How to play the hi-hat correctly?

Strange

Junior Member
Hello! I've been playing for a few years and I'm finally starting to give lessons. I need some input on how to play the hi-hats correctly.

My student is a complete beginner and I absolutely want him to have good fundamentals, I don't want him injured or with pain, so I have been researching a lot on technique. I just can't find the answers I need regarding the hi-hat, especially on if you should play more with your wrists or with your arms. Should you use more your arm or the wrist? What should the hi-hat height be? (I've found everyone just uses what they like) Is American grip ok or how you should turn your hand to hit them?

Of course, I know how to play the hi-hat myself. The thing is, it is quite complicated to look at yourself and figure out how to explain stuff correctly after years of having it learned for the first time. I also got injured recently and I've been struggling to find a comfortable sweet spot where it won't hurt my tendons.
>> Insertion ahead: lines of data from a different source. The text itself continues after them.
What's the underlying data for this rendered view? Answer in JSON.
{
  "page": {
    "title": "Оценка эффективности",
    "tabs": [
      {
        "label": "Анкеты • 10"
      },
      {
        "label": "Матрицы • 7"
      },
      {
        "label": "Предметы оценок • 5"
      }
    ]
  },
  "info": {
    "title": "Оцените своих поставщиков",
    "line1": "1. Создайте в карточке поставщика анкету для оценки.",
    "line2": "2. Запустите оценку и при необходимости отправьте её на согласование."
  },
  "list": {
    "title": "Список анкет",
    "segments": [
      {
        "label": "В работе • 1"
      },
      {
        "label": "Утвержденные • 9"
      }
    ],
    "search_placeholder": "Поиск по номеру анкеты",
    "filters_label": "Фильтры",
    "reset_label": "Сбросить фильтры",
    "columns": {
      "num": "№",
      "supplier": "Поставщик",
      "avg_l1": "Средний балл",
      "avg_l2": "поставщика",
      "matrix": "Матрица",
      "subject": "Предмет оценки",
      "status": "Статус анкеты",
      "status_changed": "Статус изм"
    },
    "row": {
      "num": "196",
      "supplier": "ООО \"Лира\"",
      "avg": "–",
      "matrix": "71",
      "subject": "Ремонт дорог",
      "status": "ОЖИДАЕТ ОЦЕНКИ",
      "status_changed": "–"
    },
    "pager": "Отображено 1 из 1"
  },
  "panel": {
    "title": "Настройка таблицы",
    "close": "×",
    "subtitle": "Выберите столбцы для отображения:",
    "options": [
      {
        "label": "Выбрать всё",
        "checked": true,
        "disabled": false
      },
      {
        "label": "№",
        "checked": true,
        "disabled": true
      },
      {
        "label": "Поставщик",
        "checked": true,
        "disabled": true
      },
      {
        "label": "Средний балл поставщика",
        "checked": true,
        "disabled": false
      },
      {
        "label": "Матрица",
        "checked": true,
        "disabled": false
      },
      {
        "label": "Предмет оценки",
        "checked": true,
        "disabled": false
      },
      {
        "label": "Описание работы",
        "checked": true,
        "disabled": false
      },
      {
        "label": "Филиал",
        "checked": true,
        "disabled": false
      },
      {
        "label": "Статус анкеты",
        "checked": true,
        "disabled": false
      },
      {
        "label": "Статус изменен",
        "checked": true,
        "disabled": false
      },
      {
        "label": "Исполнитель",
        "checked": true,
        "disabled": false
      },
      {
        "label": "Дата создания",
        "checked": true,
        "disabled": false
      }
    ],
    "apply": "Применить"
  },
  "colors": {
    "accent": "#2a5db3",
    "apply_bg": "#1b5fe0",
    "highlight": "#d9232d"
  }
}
I've found that a "natural" mix of wrist and arm movement is comfortable for slow grooves and Moller might be good for fast ones.

Anyways, thanks for any advice you can give me!
 

MrPockets

Gold Member
Should you use more your arm or the wrist?

Depends on what you are trying to accomplish. Different stroke types are better for different volumes and tempos.

What should the hi-hat height be?

Comfortable. Out of the way of the left hand.
 

ZDrumMan

Member
I will use my wrist and fingers fully dependent upon the sound I want. But moreover, the HH is an amazing instrument that requires much more technique than the other parts of a drum set IMHO. If you strike it close to the bell it is a much clearer higher sound than near to the edge. Both have their place. I try to play and also instruct students to play in two different spots if it is a straight eight-note ostinato. That way there is a groove produced without too much effort. In other words on all of the pulses the stick hits nearer the edge while on the &'s it hits nearer the bell. Once the student gets the skills needed to perform the right hand cross over with a groove, I then get them to switch hands have the left hand perform the HH ostinato with the same beats. But as for wrist vs hand vs fingers, think about more than just straight quarter or eighth notes, think about a pattern like 1e& 2e& etc. that will require fingers and bounce.
 

GetAgrippa

Diamond Member
Well the height has to be comfortable for transition to snare-then angle that you mostly play-like some people dance on top and others cut into edge more-I do both and the dance around top -cause timbre changes. It's really about foot control-in open and close-and everything in between. Then you don't even need to hit to make it dance just popping it just right. There is really a lot to learn on how to cajole pleasant sounds from hats-it's my most favorite cymbal (why double pedal just doesn't have as much use because I love popping my hats in time). I'most wrist but use my arm to move stick around different places and different angles., and depends on music too because some music your arms act like a pendulum for momentum of song-others your wrist tapping dancing on it. If hats too high you cut into edge more than you like-it's a lot like angle for rim shots-depends on grip too.
 

Philaiy9

Junior Member
There's lots of different ways to play the hi hat well. Different drummers will each prefer German, American, or French grip for different things. I'll say that I mostly play it German (my sticks actually don't cross at all, and not open-handed) except for one-handed sixteenths, which are more American. The main thing is to make sure the student can play a consistent rimshot backseat while riding the hats. Whether it's just not crossing the sticks or lifting the right hand a little on the backbeat to make room for the left hand. Other people just set the hats high enough where it's not even an issue.
 

moxman

Silver Member
Yikes.. so much to cover here. Start with basic HH position - I use the cymbal edge lined up vertically with the edge of the snare.. but it's ergonomics, body size etc.. main thing is to keep it in the zone so your stick doesn't miss the hats and worst case - miss and get caught under the bottom cymbal. Height is also ergonomics.. I'm 6'1" so I prefer them a bit high so I have lots of room for my left hand under neath.. but generally not so high that your elbow is elevated out of a natural position..
Stick target - which part of the stick to hit for different effects and what zone on the cymbal etc.
The best advice I can give is - check out Tod Sucherman's DVD or maybe Youtube.. he gives great examples of grooving the hats and using fingers and bounce to play effortlessly fast patterns etc.
 

someguy01

Platinum Member
🤦‍♂️
:censored:
 

iwearnohats

Silver Member
If I was to start over from scratch as a beginner with the knowledge I have now, I would start with French grip, a bit of pressure to keep the hats tight, and get used to letting the stick bounce with very soft hands. For accents, rather than over-extending the wrist you use a bit of external rotation (thumb towards the front) or internal rotation (into a German position). But as a beginner, focus on constant, bouncing strokes to build good technique and a feel for letting the stick work and stay relaxed.